The current code would work in the case of a zero watermark interval, but only because of the last part of processElement where advanceWatermark() is called. That code is commented with:

// eagerly emit watermark to avoid period timer not called (this often happens when cpu load is high)

It seems like the intent was to ensure advancement under high load, rather than support the watermarkInterval == 0 case. Without this eager advancement, the code would never emit Watermark, since no timers would be scheduled & we'd never try to detect idleness.

[pnowojski]

Do we know if watermarkInterval == 0 is a valid case where we are sure we need to periodically emit WatermarkStatus? My interpretation when first reading this code was that a zero value is a sentinel indicating the user isn't using watermarks. If that's the case, does the concept of "idleness" make sense anymore? Perhaps we don't emit anything for watermarkInterval == 0.

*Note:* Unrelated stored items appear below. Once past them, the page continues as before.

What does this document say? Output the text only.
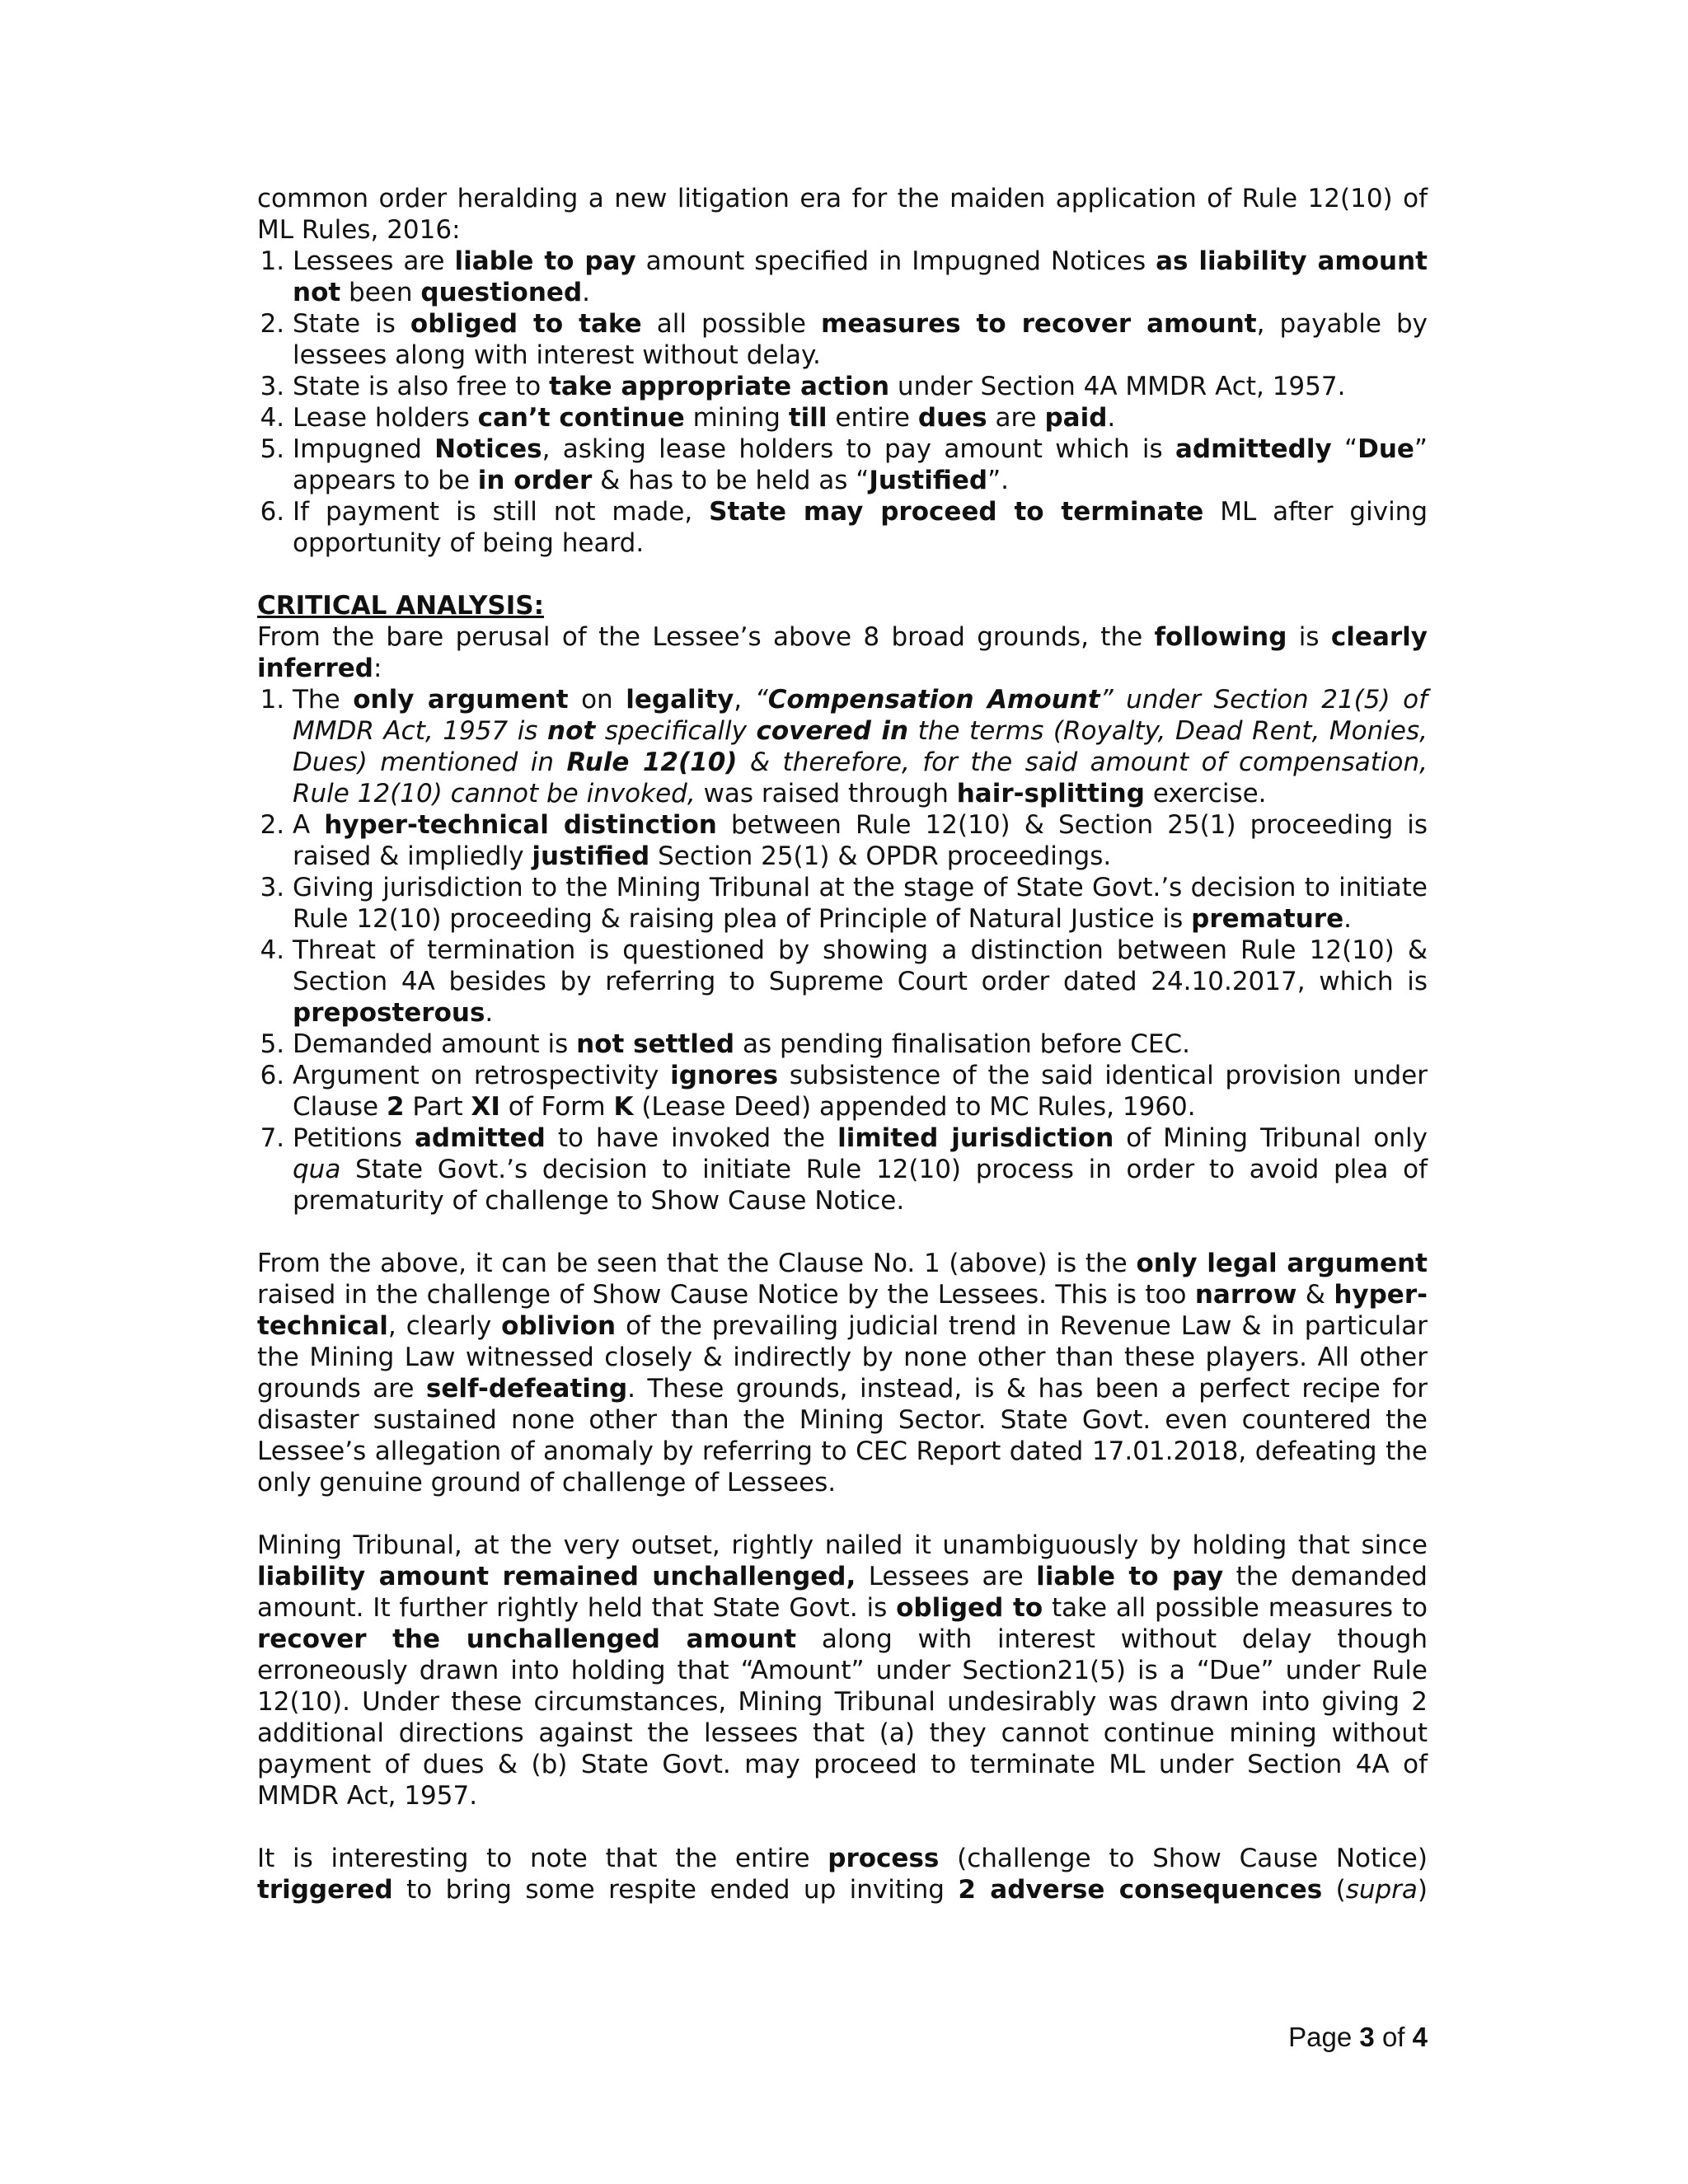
common order heralding a new litigation era for the maiden application of Rule 12(10) of ML Rules, 2016:

1. Lessees are liable to pay amount specified in Impugned Notices as liability amount not been questioned.
2. State is obliged to take all possible measures to recover amount, payable by lessees along with interest without delay.
3. State is also free to take appropriate action under Section 4A MMDR Act, 1957.
4. Lease holders can’t continue mining till entire dues are paid.
5. Impugned Notices, asking lease holders to pay amount which is admittedly “Due” appears to be in order & has to be held as “Justified”.
6. If payment is still not made, State may proceed to terminate ML after giving opportunity of being heard.

CRITICAL ANALYSIS:

From the bare perusal of the Lessee’s above 8 broad grounds, the following is clearly inferred:

1. The only argument on legality, “Compensation Amount” under Section 21(5) of MMDR Act, 1957 is not specifically covered in the terms (Royalty, Dead Rent, Monies, Dues) mentioned in Rule 12(10) & therefore, for the said amount of compensation, Rule 12(10) cannot be invoked, was raised through hair-splitting exercise.
2. A hyper-technical distinction between Rule 12(10) & Section 25(1) proceeding is raised & impliedly justified Section 25(1) & OPDR proceedings.
3. Giving jurisdiction to the Mining Tribunal at the stage of State Govt.’s decision to initiate Rule 12(10) proceeding & raising plea of Principle of Natural Justice is premature.
4. Threat of termination is questioned by showing a distinction between Rule 12(10) & Section 4A besides by referring to Supreme Court order dated 24.10.2017, which is preposterous.
5. Demanded amount is not settled as pending finalisation before CEC.
6. Argument on retrospectivity ignores subsistence of the said identical provision under Clause 2 Part XI of Form K (Lease Deed) appended to MC Rules, 1960.
7. Petitions admitted to have invoked the limited jurisdiction of Mining Tribunal only qua State Govt.’s decision to initiate Rule 12(10) process in order to avoid plea of prematurity of challenge to Show Cause Notice.

From the above, it can be seen that the Clause No. 1 (above) is the only legal argument raised in the challenge of Show Cause Notice by the Lessees. This is too narrow & hyper-technical, clearly oblivion of the prevailing judicial trend in Revenue Law & in particular the Mining Law witnessed closely & indirectly by none other than these players. All other grounds are self-defeating. These grounds, instead, is & has been a perfect recipe for disaster sustained none other than the Mining Sector. State Govt. even countered the Lessee’s allegation of anomaly by referring to CEC Report dated 17.01.2018, defeating the only genuine ground of challenge of Lessees.

Mining Tribunal, at the very outset, rightly nailed it unambiguously by holding that since liability amount remained unchallenged, Lessees are liable to pay the demanded amount. It further rightly held that State Govt. is obliged to take all possible measures to recover the unchallenged amount along with interest without delay though erroneously drawn into holding that “Amount” under Section21(5) is a “Due” under Rule 12(10). Under these circumstances, Mining Tribunal undesirably was drawn into giving 2 additional directions against the lessees that (a) they cannot continue mining without payment of dues & (b) State Govt. may proceed to terminate ML under Section 4A of MMDR Act, 1957.

It is interesting to note that the entire process (challenge to Show Cause Notice) triggered to bring some respite ended up inviting 2 adverse consequences (supra)

Page 3 of 4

Yes, that's a valid combination with idleness in at least a couple of cases:

• watermark is emitted in onEvent, for example for every record OR if there is already some special record in the source that represents a watermark
• given Source/SourceReader handles emission of watermarks on it's own, but doesn't handle idleness
  In both cases watermarkInterval = 0 and idleTimeout > 0 could be a desired configuration.

It seems like the intent was to ensure advancement under high load, rather than support the watermarkInterval == 0 case. Without this eager advancement, the code would never emit Watermark, since no timers would be scheduled & we'd never try to detect idleness.

That's a good catch @dchristle!

This safety net for an overloaded subtask thread I think might no longer be needed. In the past the timer thread trying to emit periodic watermark and the subtask/source thread would try to compete to acquire the same lock. AFAIK the original authors were worried about lock starvation (I'm not even sure if this was really needed, as AFAIK kernels do not guarantee fairness, but guarantee that threads won't be starved on locks acquisition). Currently the synchronisation mechanism is very different, and I would say there is no real need for this extra code path.

So if it makes things simpler I would be fine removing this safety net.